Mrs Mirfin said there was a "desperate need" for a conference centre in Nelson to attract visitors throughout winter. "Everyone benefits - accommodation, taxis, retailers and cafes."

From Tuesday, the organisation would be running its annual promotional month involving its retailer members to attract shoppers into Nelson during winter by offering sales and prize packages, including a trip for two to Hawaii.

Gustaves owner Gus Beullens said while he had noticed less pedestrian traffic during recent weeks, customers who did buy seemed to be spending more.

"Overall, I think customers are still positive."

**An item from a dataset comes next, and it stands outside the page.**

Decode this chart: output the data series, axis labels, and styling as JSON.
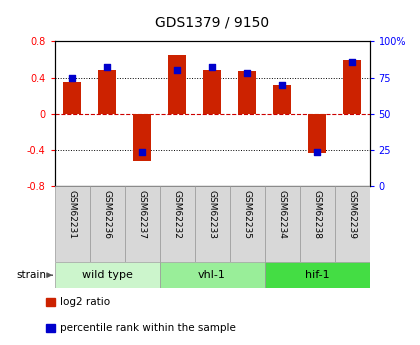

Some spending figures back up his observations, indicating customers are spending more in stores.

The latest figures from Paymark, which processes 75 percent of New Zealand's electronic retail transactions, show that $67 million was spent in Nelson during May, 9.9 percent more than in May the previous year.

Richmond Mall manager David Hill said the mall was not noticing a drop in shopper confidence, with mall turnover continuing to grow at about 6 to 8 percent a year.

Mr Hill said mall management had no control over the timing of shops' sales, which varied between stores.

"Interestingly, the time of the sales this year is almost exactly to the day as it was last year."

United Travel Nelson managing director Jenny Jackson said staff at the store were "extremely busy".